Back sometime in the 80s or 90s, I began to notice a lot of people using the word “synergy.” Although the word comes to us from ancient Greek, it seemed to get discovered all over again in the latter part of the 20th century. It originally meant “working together,” but the modern accepted meaning is steeped in the idea that the whole is greater than the sum of its parts. In other words, what you and I accomplish together is bigger than simply combining what you and I can accomplish individually.
There’s another word I want to throw into the mix here: groupthink. This is a term coined in 1952 by William H. White, Jr. Groupthink is a psychological phenomenon in which a group’s desire for harmony results in dysfunction and questionable choices. It requires members of the group to avoid raising questions or thinking critically about the group’s function. Groupthink is often the byproduct of an emphasis on cohesiveness over innovation.
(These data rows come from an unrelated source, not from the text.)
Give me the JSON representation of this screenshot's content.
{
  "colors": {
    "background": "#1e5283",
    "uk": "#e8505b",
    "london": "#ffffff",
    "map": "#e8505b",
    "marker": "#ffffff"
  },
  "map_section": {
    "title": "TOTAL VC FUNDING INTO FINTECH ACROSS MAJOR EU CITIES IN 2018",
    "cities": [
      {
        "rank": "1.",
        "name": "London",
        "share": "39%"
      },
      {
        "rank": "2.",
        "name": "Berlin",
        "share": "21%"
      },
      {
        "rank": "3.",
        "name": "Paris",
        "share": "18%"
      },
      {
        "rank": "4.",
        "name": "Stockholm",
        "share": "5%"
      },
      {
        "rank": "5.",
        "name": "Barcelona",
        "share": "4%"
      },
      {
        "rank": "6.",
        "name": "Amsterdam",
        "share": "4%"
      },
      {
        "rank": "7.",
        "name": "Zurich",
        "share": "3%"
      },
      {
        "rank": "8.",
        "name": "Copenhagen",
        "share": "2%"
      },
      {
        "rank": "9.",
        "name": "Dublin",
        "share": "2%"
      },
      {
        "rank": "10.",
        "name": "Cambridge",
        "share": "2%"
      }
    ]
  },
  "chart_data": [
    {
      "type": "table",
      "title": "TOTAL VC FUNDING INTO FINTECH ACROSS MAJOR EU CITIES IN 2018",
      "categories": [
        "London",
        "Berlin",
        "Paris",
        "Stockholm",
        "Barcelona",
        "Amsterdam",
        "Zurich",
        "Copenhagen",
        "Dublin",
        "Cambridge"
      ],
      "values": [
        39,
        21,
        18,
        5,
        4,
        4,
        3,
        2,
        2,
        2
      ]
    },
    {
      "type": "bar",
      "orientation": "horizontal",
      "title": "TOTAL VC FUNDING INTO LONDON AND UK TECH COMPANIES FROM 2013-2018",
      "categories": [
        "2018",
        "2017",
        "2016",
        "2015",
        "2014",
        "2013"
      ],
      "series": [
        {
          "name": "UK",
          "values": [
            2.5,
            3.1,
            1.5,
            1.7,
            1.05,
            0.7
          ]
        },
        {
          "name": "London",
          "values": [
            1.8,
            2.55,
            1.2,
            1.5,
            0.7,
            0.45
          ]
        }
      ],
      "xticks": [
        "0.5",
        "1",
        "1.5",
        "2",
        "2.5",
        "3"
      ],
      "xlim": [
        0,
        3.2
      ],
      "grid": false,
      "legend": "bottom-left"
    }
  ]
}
One of the results of groupthink is a delusion that the group is correct; size and conformity create the mirage of rightness.
Groupthink may also be related to something known as the bystander effect. People who witness an emergency are far less likely to act if they are in a group. There was a series of classic studies conducted about the bystander effect in the late 1960s, and in one it was discovered that 70% would help a woman in distress if they were the only witness, but when other people were present, that number dropped to 40%.
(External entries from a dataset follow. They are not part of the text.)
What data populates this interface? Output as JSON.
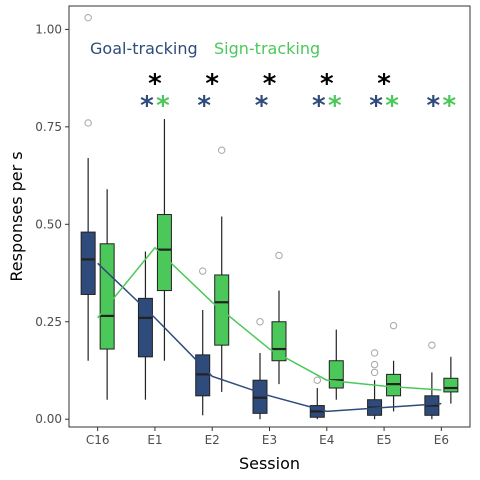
{
  "chart_data": {
    "type": "box",
    "xlabel": "Session",
    "ylabel": "Responses per s",
    "categories": [
      "C16",
      "E1",
      "E2",
      "E3",
      "E4",
      "E5",
      "E6"
    ],
    "ylim": [
      -0.02,
      1.06
    ],
    "yticks": [
      0.0,
      0.25,
      0.5,
      0.75,
      1.0
    ],
    "ytick_labels": [
      "0.00",
      "0.25",
      "0.50",
      "0.75",
      "1.00"
    ],
    "legend": {
      "position": "top-left",
      "inside": true
    },
    "grid": false,
    "series": [
      {
        "name": "Goal-tracking",
        "color": "#2f4b7c",
        "line_values": [
          0.4,
          0.26,
          0.11,
          0.06,
          0.02,
          0.03,
          0.04
        ],
        "boxes": [
          {
            "min": 0.15,
            "q1": 0.32,
            "median": 0.41,
            "q3": 0.48,
            "max": 0.67,
            "outliers": [
              0.76,
              1.03
            ]
          },
          {
            "min": 0.05,
            "q1": 0.16,
            "median": 0.26,
            "q3": 0.31,
            "max": 0.43,
            "outliers": []
          },
          {
            "min": 0.01,
            "q1": 0.06,
            "median": 0.115,
            "q3": 0.165,
            "max": 0.28,
            "outliers": [
              0.38
            ]
          },
          {
            "min": 0.0,
            "q1": 0.015,
            "median": 0.055,
            "q3": 0.1,
            "max": 0.17,
            "outliers": [
              0.25
            ]
          },
          {
            "min": 0.0,
            "q1": 0.005,
            "median": 0.02,
            "q3": 0.035,
            "max": 0.08,
            "outliers": [
              0.1
            ]
          },
          {
            "min": 0.0,
            "q1": 0.01,
            "median": 0.03,
            "q3": 0.05,
            "max": 0.1,
            "outliers": [
              0.12,
              0.14,
              0.17
            ]
          },
          {
            "min": 0.0,
            "q1": 0.01,
            "median": 0.035,
            "q3": 0.06,
            "max": 0.12,
            "outliers": [
              0.19
            ]
          }
        ]
      },
      {
        "name": "Sign-tracking",
        "color": "#4cc85a",
        "line_values": [
          0.26,
          0.44,
          0.3,
          0.18,
          0.1,
          0.085,
          0.075
        ],
        "boxes": [
          {
            "min": 0.05,
            "q1": 0.18,
            "median": 0.265,
            "q3": 0.45,
            "max": 0.59,
            "outliers": []
          },
          {
            "min": 0.15,
            "q1": 0.33,
            "median": 0.435,
            "q3": 0.525,
            "max": 0.77,
            "outliers": []
          },
          {
            "min": 0.07,
            "q1": 0.19,
            "median": 0.3,
            "q3": 0.37,
            "max": 0.52,
            "outliers": [
              0.69
            ]
          },
          {
            "min": 0.09,
            "q1": 0.15,
            "median": 0.18,
            "q3": 0.25,
            "max": 0.33,
            "outliers": [
              0.42
            ]
          },
          {
            "min": 0.05,
            "q1": 0.08,
            "median": 0.1,
            "q3": 0.15,
            "max": 0.23,
            "outliers": []
          },
          {
            "min": 0.02,
            "q1": 0.06,
            "median": 0.09,
            "q3": 0.115,
            "max": 0.15,
            "outliers": [
              0.24
            ]
          },
          {
            "min": 0.04,
            "q1": 0.07,
            "median": 0.08,
            "q3": 0.105,
            "max": 0.16,
            "outliers": []
          }
        ]
      }
    ],
    "significance": [
      {
        "category": "E1",
        "between": true,
        "gt": true,
        "st": true
      },
      {
        "category": "E2",
        "between": true,
        "gt": true,
        "st": false
      },
      {
        "category": "E3",
        "between": true,
        "gt": true,
        "st": false
      },
      {
        "category": "E4",
        "between": true,
        "gt": true,
        "st": true
      },
      {
        "category": "E5",
        "between": true,
        "gt": true,
        "st": true
      },
      {
        "category": "E6",
        "between": false,
        "gt": true,
        "st": true
      }
    ],
    "star_symbol": "*",
    "star_between_color": "#000000"
  }
}
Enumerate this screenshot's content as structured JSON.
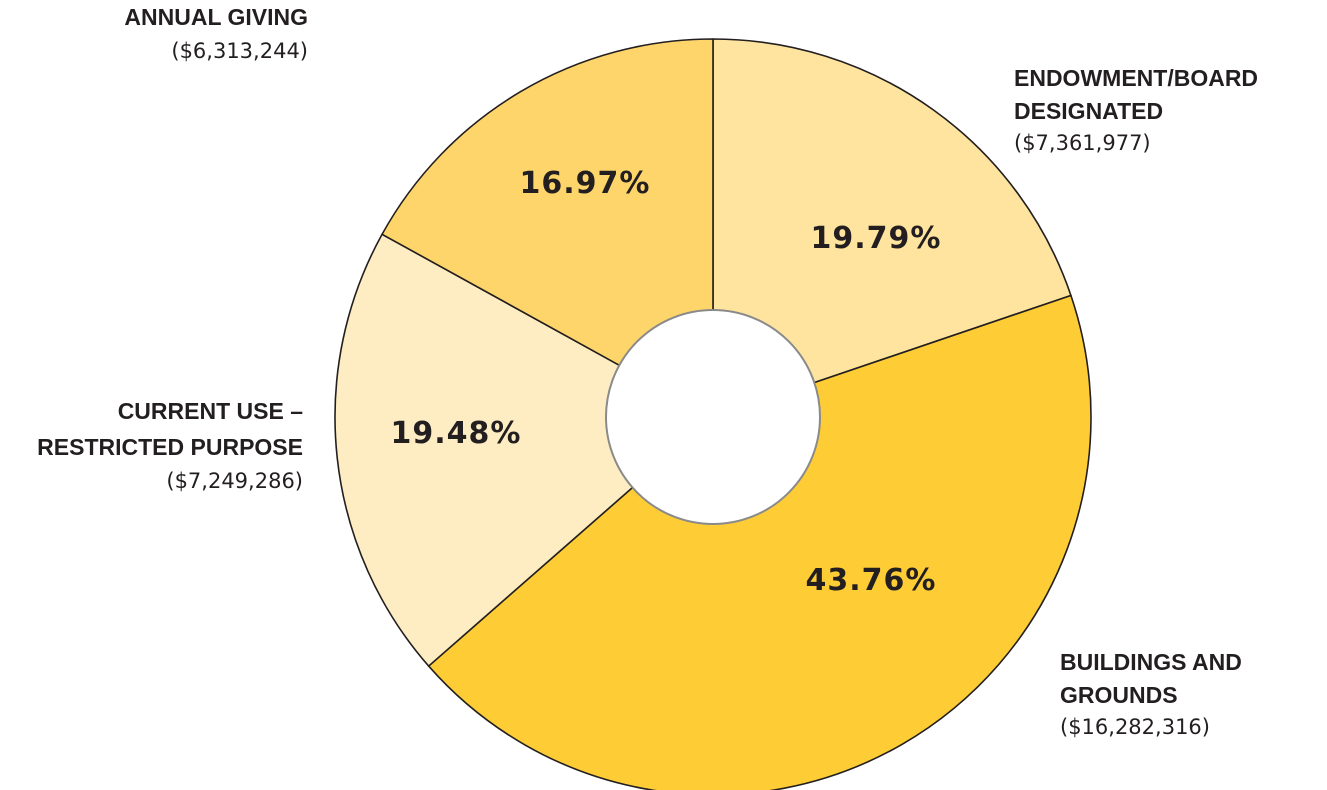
{
  "chart_data": {
    "type": "pie",
    "hole": true,
    "slices": [
      {
        "label_lines": [
          "ENDOWMENT/BOARD",
          "DESIGNATED"
        ],
        "amount": "($7,361,977)",
        "percent_label": "19.79%",
        "value": 19.79,
        "color": "#fee49e"
      },
      {
        "label_lines": [
          "BUILDINGS AND",
          "GROUNDS"
        ],
        "amount": "($16,282,316)",
        "percent_label": "43.76%",
        "value": 43.76,
        "color": "#fecd35"
      },
      {
        "label_lines": [
          "CURRENT USE –",
          "RESTRICTED PURPOSE"
        ],
        "amount": "($7,249,286)",
        "percent_label": "19.48%",
        "value": 19.48,
        "color": "#feedc2"
      },
      {
        "label_lines": [
          "ANNUAL GIVING"
        ],
        "amount": "($6,313,244)",
        "percent_label": "16.97%",
        "value": 16.97,
        "color": "#fed56a"
      }
    ],
    "colors": {
      "stroke": "#231f20",
      "hole_stroke": "#8a8a8a",
      "text": "#231f20"
    }
  }
}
During World War II, after the Nazi occupation of France, there was a well-known resistance movement that arose. It started off slowly with isolated and unorganized efforts to stymie the Germans and the collaborationist French Vichy government. In time, it grew into an effort that was considered a significant help to the Allies and ultimately was depicted admirably in movies, books, and other forms of popular culture. But, here is the reason I’m telling you this — at its height, the French Resistance consisted of maybe 5% of the population. Actually, 5% is a ridiculously generous estimate. It was probably closer to 2-3%.
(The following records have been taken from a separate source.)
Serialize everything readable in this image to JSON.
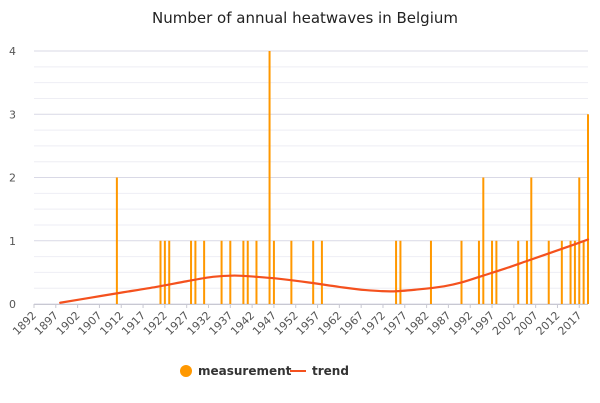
{
  "chart_data": {
    "type": "bar",
    "title": "Number of annual heatwaves in Belgium",
    "xlabel": "",
    "ylabel": "",
    "xlim": [
      1892,
      2019
    ],
    "ylim": [
      0,
      4
    ],
    "x_ticks": [
      1892,
      1897,
      1902,
      1907,
      1912,
      1917,
      1922,
      1927,
      1932,
      1937,
      1942,
      1947,
      1952,
      1957,
      1962,
      1967,
      1972,
      1977,
      1982,
      1987,
      1992,
      1997,
      2002,
      2007,
      2012,
      2017
    ],
    "y_ticks": [
      0,
      1,
      2,
      3,
      4
    ],
    "grid": "horizontal",
    "legend": "bottom-center",
    "series": [
      {
        "name": "measurement",
        "type": "bar",
        "color": "#FF9800",
        "points": [
          {
            "x": 1911,
            "y": 2
          },
          {
            "x": 1921,
            "y": 1
          },
          {
            "x": 1922,
            "y": 1
          },
          {
            "x": 1923,
            "y": 1
          },
          {
            "x": 1928,
            "y": 1
          },
          {
            "x": 1929,
            "y": 1
          },
          {
            "x": 1931,
            "y": 1
          },
          {
            "x": 1935,
            "y": 1
          },
          {
            "x": 1937,
            "y": 1
          },
          {
            "x": 1940,
            "y": 1
          },
          {
            "x": 1941,
            "y": 1
          },
          {
            "x": 1943,
            "y": 1
          },
          {
            "x": 1946,
            "y": 4
          },
          {
            "x": 1947,
            "y": 1
          },
          {
            "x": 1951,
            "y": 1
          },
          {
            "x": 1956,
            "y": 1
          },
          {
            "x": 1958,
            "y": 1
          },
          {
            "x": 1975,
            "y": 1
          },
          {
            "x": 1976,
            "y": 1
          },
          {
            "x": 1983,
            "y": 1
          },
          {
            "x": 1990,
            "y": 1
          },
          {
            "x": 1994,
            "y": 1
          },
          {
            "x": 1995,
            "y": 2
          },
          {
            "x": 1997,
            "y": 1
          },
          {
            "x": 1998,
            "y": 1
          },
          {
            "x": 2003,
            "y": 1
          },
          {
            "x": 2005,
            "y": 1
          },
          {
            "x": 2006,
            "y": 2
          },
          {
            "x": 2010,
            "y": 1
          },
          {
            "x": 2013,
            "y": 1
          },
          {
            "x": 2015,
            "y": 1
          },
          {
            "x": 2016,
            "y": 1
          },
          {
            "x": 2017,
            "y": 2
          },
          {
            "x": 2018,
            "y": 1
          },
          {
            "x": 2019,
            "y": 3
          }
        ]
      },
      {
        "name": "trend",
        "type": "line",
        "color": "#F4511E",
        "points": [
          {
            "x": 1898,
            "y": 0.02
          },
          {
            "x": 1905,
            "y": 0.1
          },
          {
            "x": 1912,
            "y": 0.18
          },
          {
            "x": 1920,
            "y": 0.27
          },
          {
            "x": 1927,
            "y": 0.36
          },
          {
            "x": 1933,
            "y": 0.43
          },
          {
            "x": 1938,
            "y": 0.45
          },
          {
            "x": 1943,
            "y": 0.43
          },
          {
            "x": 1948,
            "y": 0.4
          },
          {
            "x": 1955,
            "y": 0.34
          },
          {
            "x": 1962,
            "y": 0.27
          },
          {
            "x": 1968,
            "y": 0.22
          },
          {
            "x": 1974,
            "y": 0.2
          },
          {
            "x": 1980,
            "y": 0.23
          },
          {
            "x": 1986,
            "y": 0.28
          },
          {
            "x": 1990,
            "y": 0.34
          },
          {
            "x": 1995,
            "y": 0.45
          },
          {
            "x": 2000,
            "y": 0.56
          },
          {
            "x": 2005,
            "y": 0.68
          },
          {
            "x": 2010,
            "y": 0.8
          },
          {
            "x": 2015,
            "y": 0.92
          },
          {
            "x": 2019,
            "y": 1.02
          }
        ]
      }
    ]
  }
}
The Nazis took over France, and for the most part, the nation stepped into groupthink that dared not contradict Nazi ideology. And, to be fair, the Nazis had a tendency to kill people, so I’m not sure how harshly we can judge 95% of 1940s France.
I wonder who the first one was? The first French citizen who said to themselves, “This is not right. I can’t go along with this.” Who was the one who saw the lady in distress and thought to themselves, “Damn the crowd. I have to save the lady.”
We’ll likely never know the one or the many ones in different villages and towns who followed a simultaneous call to resistance. All we know is that once they dared to take a stand against a wrong, others joined them.
It has been said that one person with courage makes a majority. Every time I hear that saying, I think about the Mahatma Gandhi, and I think about Harriet Tubman, and I think about Galileo, and Nelson Mandela, and Ida B. Wells, and Martin Luther King, Jr. People who dared to stand against groupthink, even if they had to stand alone at times, and how their courage attracted others, and how a synergy developed that, if not exactly a majority, became stronger than the majority, for the synergy of courage in just a few is stronger than the facade of power held by a majority of conformists.
Most of us won’t become a Rosa Parks or Frederick Douglass, but we may face an opportunity at some point in our lives to be the unknown origin of a noble resistance, the first to show the courage that will blossom into a synergy that may well change the world.